In other races Sunday, Sky Beauty, who is undefeated in four starts this year, won the $150,000 Go for Wand Stakes at Saratoga by 10 1/2 lengths over Link River and Overbury, and Vaudeville dead-heated for the victory in the $300,000 American Derby at Arlington International. Eagle Eyed, the favorite at Arlington, needed seven assistant starters to get her loaded and then flattened out in the stretch before finishing fourth.

In the Hollywood Park windup today, trainer Wayne Lukas will try to beat colts with the filly Serena’s Song in the Hollywood Juvenile. Serena’s Song is the 2-1 morning-line favorite, and Ron McAnally’s Mr Purple, who won by three lengths in his only race, is next at 5-2. After two dull races in Kentucky, Serena’s Song broke her maiden with a 10-length victory at Hollywood in June, then won the Landaluce Stakes by 4 1/2 lengths.

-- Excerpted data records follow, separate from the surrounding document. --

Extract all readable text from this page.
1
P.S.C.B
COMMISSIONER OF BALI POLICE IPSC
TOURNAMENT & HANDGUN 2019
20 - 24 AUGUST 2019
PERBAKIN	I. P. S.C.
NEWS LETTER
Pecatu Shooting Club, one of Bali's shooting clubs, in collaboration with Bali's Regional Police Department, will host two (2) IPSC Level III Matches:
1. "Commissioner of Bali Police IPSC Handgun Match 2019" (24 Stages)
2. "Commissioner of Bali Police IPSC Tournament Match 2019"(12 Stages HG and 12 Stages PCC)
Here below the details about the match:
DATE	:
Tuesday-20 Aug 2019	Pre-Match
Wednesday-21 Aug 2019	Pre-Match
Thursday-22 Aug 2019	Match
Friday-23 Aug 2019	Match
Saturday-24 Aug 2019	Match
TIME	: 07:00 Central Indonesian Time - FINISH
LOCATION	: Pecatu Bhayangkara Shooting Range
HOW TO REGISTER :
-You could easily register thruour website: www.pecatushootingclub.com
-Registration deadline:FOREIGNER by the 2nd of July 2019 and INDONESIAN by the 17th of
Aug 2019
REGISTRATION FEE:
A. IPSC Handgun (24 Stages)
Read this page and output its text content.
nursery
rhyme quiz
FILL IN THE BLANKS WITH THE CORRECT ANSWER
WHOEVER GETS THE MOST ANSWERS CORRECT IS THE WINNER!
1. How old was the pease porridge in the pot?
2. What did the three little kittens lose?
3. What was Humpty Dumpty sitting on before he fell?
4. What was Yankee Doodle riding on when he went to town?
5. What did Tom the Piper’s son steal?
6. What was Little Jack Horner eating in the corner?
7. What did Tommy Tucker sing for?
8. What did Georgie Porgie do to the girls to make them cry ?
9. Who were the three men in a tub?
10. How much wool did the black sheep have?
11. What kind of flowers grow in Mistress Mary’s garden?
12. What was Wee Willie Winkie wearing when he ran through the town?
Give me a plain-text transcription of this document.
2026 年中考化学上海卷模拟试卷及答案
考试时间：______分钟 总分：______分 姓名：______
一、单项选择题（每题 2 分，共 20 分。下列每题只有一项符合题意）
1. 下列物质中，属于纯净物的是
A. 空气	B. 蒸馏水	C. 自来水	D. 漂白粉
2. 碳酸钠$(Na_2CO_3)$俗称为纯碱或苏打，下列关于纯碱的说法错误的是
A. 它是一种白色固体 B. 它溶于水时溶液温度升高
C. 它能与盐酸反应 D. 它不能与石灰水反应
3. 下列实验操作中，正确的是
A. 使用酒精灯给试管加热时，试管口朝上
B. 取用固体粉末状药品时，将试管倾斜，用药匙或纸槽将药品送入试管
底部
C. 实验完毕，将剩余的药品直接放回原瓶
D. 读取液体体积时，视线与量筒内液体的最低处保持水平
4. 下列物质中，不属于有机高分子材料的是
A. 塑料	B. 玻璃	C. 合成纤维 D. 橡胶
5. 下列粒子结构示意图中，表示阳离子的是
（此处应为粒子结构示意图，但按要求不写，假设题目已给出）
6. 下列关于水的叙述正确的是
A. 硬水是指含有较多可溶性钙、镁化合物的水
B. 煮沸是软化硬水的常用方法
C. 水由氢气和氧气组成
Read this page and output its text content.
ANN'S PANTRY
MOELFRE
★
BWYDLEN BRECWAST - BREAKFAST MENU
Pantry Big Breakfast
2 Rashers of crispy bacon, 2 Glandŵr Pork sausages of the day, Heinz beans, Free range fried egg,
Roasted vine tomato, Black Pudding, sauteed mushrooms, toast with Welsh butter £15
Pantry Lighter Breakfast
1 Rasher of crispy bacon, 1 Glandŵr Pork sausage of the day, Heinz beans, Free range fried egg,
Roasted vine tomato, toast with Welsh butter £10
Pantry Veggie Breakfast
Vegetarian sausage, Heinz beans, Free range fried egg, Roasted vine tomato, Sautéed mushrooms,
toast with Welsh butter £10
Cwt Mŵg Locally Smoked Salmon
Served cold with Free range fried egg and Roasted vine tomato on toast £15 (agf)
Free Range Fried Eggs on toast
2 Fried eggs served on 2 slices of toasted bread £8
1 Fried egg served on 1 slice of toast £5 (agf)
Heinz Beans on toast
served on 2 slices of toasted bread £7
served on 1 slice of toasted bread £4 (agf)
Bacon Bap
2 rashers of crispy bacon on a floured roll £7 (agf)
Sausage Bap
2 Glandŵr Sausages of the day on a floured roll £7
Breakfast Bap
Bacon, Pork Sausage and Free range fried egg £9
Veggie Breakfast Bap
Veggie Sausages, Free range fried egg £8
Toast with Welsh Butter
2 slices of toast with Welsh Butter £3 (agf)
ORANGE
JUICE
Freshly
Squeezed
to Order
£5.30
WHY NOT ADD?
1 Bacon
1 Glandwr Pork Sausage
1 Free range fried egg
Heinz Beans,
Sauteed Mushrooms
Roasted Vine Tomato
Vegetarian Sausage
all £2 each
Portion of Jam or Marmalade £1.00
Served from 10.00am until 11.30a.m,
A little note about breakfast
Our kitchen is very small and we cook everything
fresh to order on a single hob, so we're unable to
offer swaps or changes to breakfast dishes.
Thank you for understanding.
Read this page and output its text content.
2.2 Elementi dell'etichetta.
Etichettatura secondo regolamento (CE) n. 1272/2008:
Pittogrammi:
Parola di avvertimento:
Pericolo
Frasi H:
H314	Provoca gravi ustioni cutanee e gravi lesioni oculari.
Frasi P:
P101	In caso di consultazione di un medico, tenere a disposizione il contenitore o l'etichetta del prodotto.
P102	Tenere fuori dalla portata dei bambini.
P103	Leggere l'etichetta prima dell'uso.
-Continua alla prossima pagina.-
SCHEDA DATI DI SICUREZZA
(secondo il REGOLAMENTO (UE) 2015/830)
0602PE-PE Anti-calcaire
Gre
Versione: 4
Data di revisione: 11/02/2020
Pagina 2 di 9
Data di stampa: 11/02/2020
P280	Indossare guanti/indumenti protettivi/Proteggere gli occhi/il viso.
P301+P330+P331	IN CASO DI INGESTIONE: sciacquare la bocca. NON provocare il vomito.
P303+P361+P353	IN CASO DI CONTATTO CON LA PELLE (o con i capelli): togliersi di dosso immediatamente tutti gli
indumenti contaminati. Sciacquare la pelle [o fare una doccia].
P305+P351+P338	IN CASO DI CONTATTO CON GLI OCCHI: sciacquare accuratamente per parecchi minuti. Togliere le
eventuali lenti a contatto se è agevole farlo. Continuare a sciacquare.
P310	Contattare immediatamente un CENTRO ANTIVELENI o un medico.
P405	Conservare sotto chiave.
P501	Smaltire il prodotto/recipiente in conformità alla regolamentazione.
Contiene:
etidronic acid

McAnally leads the meeting with six stakes victories, and with 23 winners is one behind Sandy Shulman in the trainer standings. . . . Chris Antley, who leads the jockeys in stakes victories with nine, rode a disqualified winner, Never Topped, Saturday and has been handed a five-day suspension. The penalty will start Thursday, the second day of the Del Mar meeting.